Foreign Minister of Greenland
- In office 25 April 2017 – 2018
- Preceded by: Vittus Qujaukitsoq
- Succeeded by: Vivian Motzfeldt

Minister of Independence and Agriculture
- In office November 2016 – 2018

Member of the Inatsisartut
- Incumbent
- Assumed office 2014 - 2018

Personal details
- Born: 18 July 1965 Narsaq, Greenland
- Died: 21 July 2020 (aged 55)
- Party: Siumut
- Children: Katti Frederiksen

= Suka K. Frederiksen =

Greenlandic politician (1965–2020)

Suka K. Frederiksen (18 July 1965 – 21 July 2020) was a Greenlandic politician.
Frederiksen was a member of the Inatsisartut (2014 to 2018) and had held the position of Minister of Independence and Agriculture (2016 to 2018) and Foreign Affairs (2017 to 2018).

==Early life and education==
Frederiksen was born on 18 July 1965 in Narsaq, Greenland. From 2007 to 2010, she completed a management diploma and a bachelor of commerce.

==Career==
In 1986, Frederiksen started her career as an office clerk and worked for HK Commercial. She spent the next five years at a sheep farm before working briefly at a grocery store in Greenland. In 1994, Frederiksen started a ten-year position as a principal for Narsaq before moving on and held managerial positions in Kujalleq Municipality.

Frederiksen started her career in politics as a city councilor for Narsaq Municipality in 2005. After her position ended in 2009, her next political position came in 2014 when she was elected to the Inatsisartut.
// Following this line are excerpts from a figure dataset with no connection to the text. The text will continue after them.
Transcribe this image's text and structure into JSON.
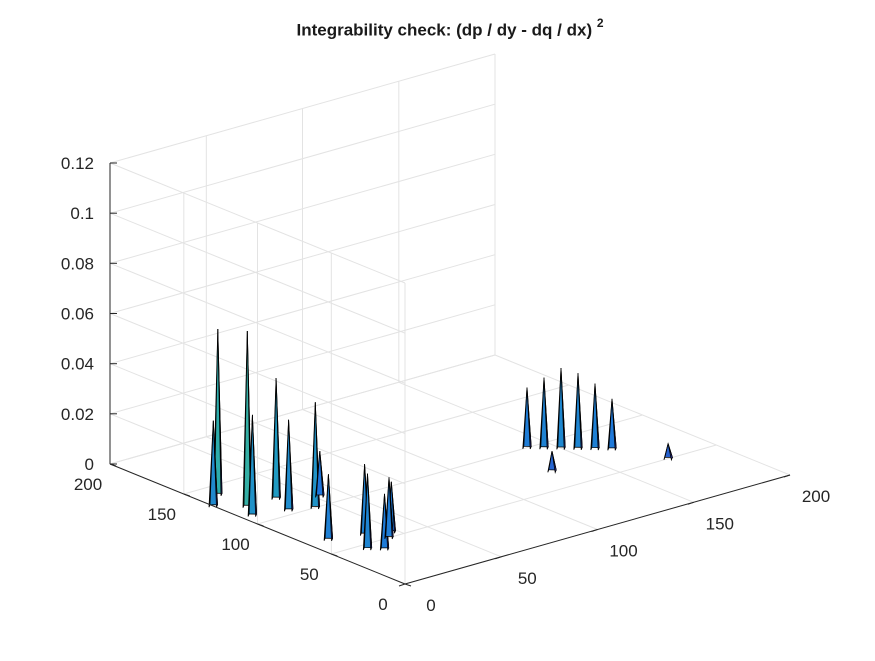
{
  "chart_data": {
    "type": "surface",
    "title": "Integrability check: (dp / dy - dq / dx)",
    "title_superscript": "2",
    "xlabel": "",
    "ylabel": "",
    "zlabel": "",
    "xlim": [
      0,
      200
    ],
    "ylim": [
      0,
      200
    ],
    "zlim": [
      0,
      0.12
    ],
    "x_ticks": [
      "0",
      "50",
      "100",
      "150",
      "200"
    ],
    "y_ticks": [
      "0",
      "50",
      "100",
      "150",
      "200"
    ],
    "z_ticks": [
      "0",
      "0.02",
      "0.04",
      "0.06",
      "0.08",
      "0.1",
      "0.12"
    ],
    "grid": true,
    "colormap": "parula",
    "edge_color": "#000000",
    "peaks": [
      {
        "x": 10,
        "y": 120,
        "z": 0.07
      },
      {
        "x": 10,
        "y": 140,
        "z": 0.066
      },
      {
        "x": 5,
        "y": 110,
        "z": 0.04
      },
      {
        "x": 25,
        "y": 120,
        "z": 0.048
      },
      {
        "x": 30,
        "y": 100,
        "z": 0.042
      },
      {
        "x": 20,
        "y": 105,
        "z": 0.036
      },
      {
        "x": 0,
        "y": 130,
        "z": 0.034
      },
      {
        "x": 40,
        "y": 110,
        "z": 0.018
      },
      {
        "x": 15,
        "y": 45,
        "z": 0.03
      },
      {
        "x": 25,
        "y": 60,
        "z": 0.028
      },
      {
        "x": 10,
        "y": 65,
        "z": 0.026
      },
      {
        "x": 20,
        "y": 40,
        "z": 0.022
      },
      {
        "x": 35,
        "y": 55,
        "z": 0.02
      },
      {
        "x": 30,
        "y": 50,
        "z": 0.024
      },
      {
        "x": 150,
        "y": 90,
        "z": 0.032
      },
      {
        "x": 145,
        "y": 95,
        "z": 0.028
      },
      {
        "x": 155,
        "y": 85,
        "z": 0.03
      },
      {
        "x": 160,
        "y": 80,
        "z": 0.026
      },
      {
        "x": 140,
        "y": 100,
        "z": 0.024
      },
      {
        "x": 165,
        "y": 75,
        "z": 0.02
      },
      {
        "x": 130,
        "y": 70,
        "z": 0.008
      },
      {
        "x": 175,
        "y": 50,
        "z": 0.006
      }
    ]
  }
}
During her time at the Inatsisartut, she became the first Minister of Independence for Greenland in 2016. As Minister of Independence, Frederiksen led a committee that began drafting a constitution for Greenland on the basis of a potential independence.

In 2017, Frederiksen was named Foreign Minister of Greenland after Vittus Qujaukitsoq resigned and became in charge of international relations between Greenland and Denmark. During her term as Foreign Minister, Frederiksen declared that a prior complaint by Qujaukitsoq to the United Nations was retracted and that the complaint was made by him alone.

==Death==
Frederiksen died on 21 July 2020, at the age of 55, following a long illness.